Workers at one of America’s premier snack makers have gone on strike.
“About 400 hourly employees at the Mondelez International Inc.’s bakery plant in eastern Henrico County have gone on strike, seeking to stop demands the company has made for concessions in contract negotiations and to end what the union calls the outsourcing of jobs to Mexico.
The workers started striking Monday morning at the Laburnum Avenue plant, which makes popular snack foods including Oreo cookies, Ritz crackers and Chips Ahoy! cookies.
‘They are not treating us right,’ said Vincent Carter Sr., who has worked at the plant for 37 years and most recently as a packer. ‘We worked right through the whole pandemic. We didn’t ever stop working and we kept on working. They are not treating us fair.’
The walkout is part of a strike that members from two other local unions of the Bakery, Confectionary, Tobacco Workers and Grain Millers International Union have taken at a Mondelez bakery plant in Portland, Ore. and at a sales distribution center in Aurora, Col. Those workers went on strike last week.

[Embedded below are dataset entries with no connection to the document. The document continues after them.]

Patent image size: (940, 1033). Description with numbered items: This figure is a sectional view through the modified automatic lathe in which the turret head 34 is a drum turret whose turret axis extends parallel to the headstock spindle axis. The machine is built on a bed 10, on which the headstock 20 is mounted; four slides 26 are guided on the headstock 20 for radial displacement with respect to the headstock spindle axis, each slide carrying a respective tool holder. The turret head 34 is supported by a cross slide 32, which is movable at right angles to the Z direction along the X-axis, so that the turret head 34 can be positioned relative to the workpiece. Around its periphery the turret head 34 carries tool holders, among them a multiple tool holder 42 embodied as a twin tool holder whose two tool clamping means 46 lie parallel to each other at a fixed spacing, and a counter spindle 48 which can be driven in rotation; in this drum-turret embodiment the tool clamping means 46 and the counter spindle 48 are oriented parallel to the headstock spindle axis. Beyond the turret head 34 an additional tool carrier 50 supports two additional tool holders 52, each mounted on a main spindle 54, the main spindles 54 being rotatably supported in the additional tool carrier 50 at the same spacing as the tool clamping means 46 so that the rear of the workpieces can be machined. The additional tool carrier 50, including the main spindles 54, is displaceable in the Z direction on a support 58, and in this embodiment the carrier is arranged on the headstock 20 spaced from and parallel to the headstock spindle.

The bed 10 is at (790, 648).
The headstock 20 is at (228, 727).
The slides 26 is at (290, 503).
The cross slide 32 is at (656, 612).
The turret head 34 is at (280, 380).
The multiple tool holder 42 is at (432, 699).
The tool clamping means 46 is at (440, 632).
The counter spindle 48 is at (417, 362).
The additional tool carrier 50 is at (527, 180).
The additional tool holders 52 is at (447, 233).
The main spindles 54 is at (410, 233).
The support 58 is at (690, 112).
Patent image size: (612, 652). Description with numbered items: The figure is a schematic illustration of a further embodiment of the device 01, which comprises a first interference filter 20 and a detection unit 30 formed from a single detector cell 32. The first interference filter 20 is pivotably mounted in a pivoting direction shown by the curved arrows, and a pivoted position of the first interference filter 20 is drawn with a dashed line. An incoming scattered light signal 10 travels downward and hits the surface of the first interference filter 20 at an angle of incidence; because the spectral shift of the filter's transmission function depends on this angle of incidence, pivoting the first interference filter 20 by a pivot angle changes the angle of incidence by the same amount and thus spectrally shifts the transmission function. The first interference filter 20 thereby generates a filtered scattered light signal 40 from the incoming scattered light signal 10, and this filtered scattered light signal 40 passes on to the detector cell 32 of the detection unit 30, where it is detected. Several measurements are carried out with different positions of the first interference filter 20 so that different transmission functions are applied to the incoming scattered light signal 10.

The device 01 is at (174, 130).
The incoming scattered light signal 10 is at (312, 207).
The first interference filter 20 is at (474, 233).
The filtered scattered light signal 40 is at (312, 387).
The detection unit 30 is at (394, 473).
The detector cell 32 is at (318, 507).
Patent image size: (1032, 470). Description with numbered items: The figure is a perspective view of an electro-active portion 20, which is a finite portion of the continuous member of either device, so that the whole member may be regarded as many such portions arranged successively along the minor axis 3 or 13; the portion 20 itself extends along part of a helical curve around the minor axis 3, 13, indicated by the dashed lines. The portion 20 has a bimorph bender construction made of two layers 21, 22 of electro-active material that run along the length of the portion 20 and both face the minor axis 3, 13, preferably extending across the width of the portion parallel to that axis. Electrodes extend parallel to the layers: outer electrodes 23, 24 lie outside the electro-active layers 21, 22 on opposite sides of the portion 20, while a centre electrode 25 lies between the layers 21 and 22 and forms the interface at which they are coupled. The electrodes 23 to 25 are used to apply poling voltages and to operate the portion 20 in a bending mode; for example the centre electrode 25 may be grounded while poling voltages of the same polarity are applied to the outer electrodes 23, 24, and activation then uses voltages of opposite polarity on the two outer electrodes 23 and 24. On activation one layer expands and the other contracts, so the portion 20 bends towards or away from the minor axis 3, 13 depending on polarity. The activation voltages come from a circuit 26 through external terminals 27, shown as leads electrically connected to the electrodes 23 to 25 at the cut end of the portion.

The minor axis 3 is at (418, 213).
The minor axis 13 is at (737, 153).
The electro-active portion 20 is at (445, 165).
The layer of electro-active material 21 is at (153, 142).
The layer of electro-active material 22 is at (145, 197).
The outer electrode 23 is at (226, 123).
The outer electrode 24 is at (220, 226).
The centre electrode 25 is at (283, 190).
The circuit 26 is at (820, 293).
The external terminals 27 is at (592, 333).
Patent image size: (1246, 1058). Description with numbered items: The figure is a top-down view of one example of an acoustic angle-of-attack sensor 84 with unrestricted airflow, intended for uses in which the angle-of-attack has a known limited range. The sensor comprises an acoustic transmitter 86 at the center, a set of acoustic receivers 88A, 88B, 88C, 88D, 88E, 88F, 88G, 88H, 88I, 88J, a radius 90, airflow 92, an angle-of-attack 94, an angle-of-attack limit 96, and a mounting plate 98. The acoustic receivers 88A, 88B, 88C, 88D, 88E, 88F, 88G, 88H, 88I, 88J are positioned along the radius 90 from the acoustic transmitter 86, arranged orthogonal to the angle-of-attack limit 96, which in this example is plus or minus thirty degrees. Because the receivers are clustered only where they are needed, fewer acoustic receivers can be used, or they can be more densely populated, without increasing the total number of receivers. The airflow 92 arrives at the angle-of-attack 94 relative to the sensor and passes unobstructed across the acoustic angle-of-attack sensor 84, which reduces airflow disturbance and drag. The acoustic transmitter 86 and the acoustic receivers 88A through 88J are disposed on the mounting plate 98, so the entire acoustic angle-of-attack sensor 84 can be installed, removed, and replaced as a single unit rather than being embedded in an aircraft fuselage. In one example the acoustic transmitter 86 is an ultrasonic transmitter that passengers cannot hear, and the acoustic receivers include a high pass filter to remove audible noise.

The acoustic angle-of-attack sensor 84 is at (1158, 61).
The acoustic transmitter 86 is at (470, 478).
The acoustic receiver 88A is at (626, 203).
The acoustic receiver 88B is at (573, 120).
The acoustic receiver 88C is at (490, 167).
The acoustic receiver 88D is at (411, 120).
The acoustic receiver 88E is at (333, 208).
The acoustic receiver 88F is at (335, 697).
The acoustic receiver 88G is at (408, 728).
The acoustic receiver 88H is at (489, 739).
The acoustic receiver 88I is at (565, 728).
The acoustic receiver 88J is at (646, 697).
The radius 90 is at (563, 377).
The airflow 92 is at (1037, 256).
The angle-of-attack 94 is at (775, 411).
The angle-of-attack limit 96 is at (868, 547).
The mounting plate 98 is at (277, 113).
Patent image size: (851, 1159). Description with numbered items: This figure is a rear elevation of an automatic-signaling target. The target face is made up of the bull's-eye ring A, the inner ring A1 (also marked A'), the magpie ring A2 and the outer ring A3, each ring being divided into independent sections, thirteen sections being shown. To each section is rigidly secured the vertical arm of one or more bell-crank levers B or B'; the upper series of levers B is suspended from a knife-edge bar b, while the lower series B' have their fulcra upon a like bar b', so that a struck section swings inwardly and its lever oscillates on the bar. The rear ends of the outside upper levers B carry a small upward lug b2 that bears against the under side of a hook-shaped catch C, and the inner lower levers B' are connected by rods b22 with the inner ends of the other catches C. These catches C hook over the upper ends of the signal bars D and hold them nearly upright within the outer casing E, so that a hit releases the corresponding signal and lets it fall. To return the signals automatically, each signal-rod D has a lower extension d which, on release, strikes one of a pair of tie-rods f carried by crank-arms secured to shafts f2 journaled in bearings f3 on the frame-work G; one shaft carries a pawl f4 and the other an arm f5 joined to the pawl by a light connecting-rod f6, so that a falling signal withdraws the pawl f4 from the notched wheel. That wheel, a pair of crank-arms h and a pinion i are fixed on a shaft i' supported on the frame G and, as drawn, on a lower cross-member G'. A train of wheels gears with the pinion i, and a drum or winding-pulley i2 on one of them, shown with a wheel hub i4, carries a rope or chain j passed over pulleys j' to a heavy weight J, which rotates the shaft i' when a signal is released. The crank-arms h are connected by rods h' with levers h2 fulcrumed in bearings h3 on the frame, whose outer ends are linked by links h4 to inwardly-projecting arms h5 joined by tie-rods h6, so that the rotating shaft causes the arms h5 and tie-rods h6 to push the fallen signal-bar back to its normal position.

The one-year contract with the company expired at the end of May. That contract was ratified last year after a previous contract had expired in 2016 and employees continued working under the old agreement . . .
The union claims that the company has ‘ridiculous demand for contract concessions at a time when the company is making record profits.’ The company generated global net profit of $3.6 billion in 2020, down from $3.9 billion in the previous year.
‘Members across this union and across the country are coming together in solidarity with our striking brothers and sisters to take a stand against Nabisco’s shameful and destructive disregard for workers, their families and the communities in which they live,’ the union said in a statement.
The proposals to the contract, the union claims, include wanting a new alternative work schedule for employees, no premium pay for working weekends, and paying healthcare costs. It also wants the company to stop moving jobs to Mexico . . .
Under the plan, the union claims that workers would be required to work 12-hour shifts – not the normal eight hours – and they would not be eligible for overtime pay.
‘By changing the work day to a 12-hour work day, the company is now able to consider that is as all straight time, so that an eight-hour shift that we used to have, you get time and a half for anything over that,’ Bragg said. ‘With this way, they’re actually working us 12 hours a day and we’re not getting overtime for the extra four hours’
Plant workers, he said, now work Monday through Friday and, if they work Saturday or Sunday, they get premium pay.
But the company wants to convert some workers – a small number, Guzzinati said – to 12-hour workdays on a schedule of working two days on, two day off and the third day on followed by two days off, two days on and the third day off.
The union says making that change will eliminate overtime for workers.”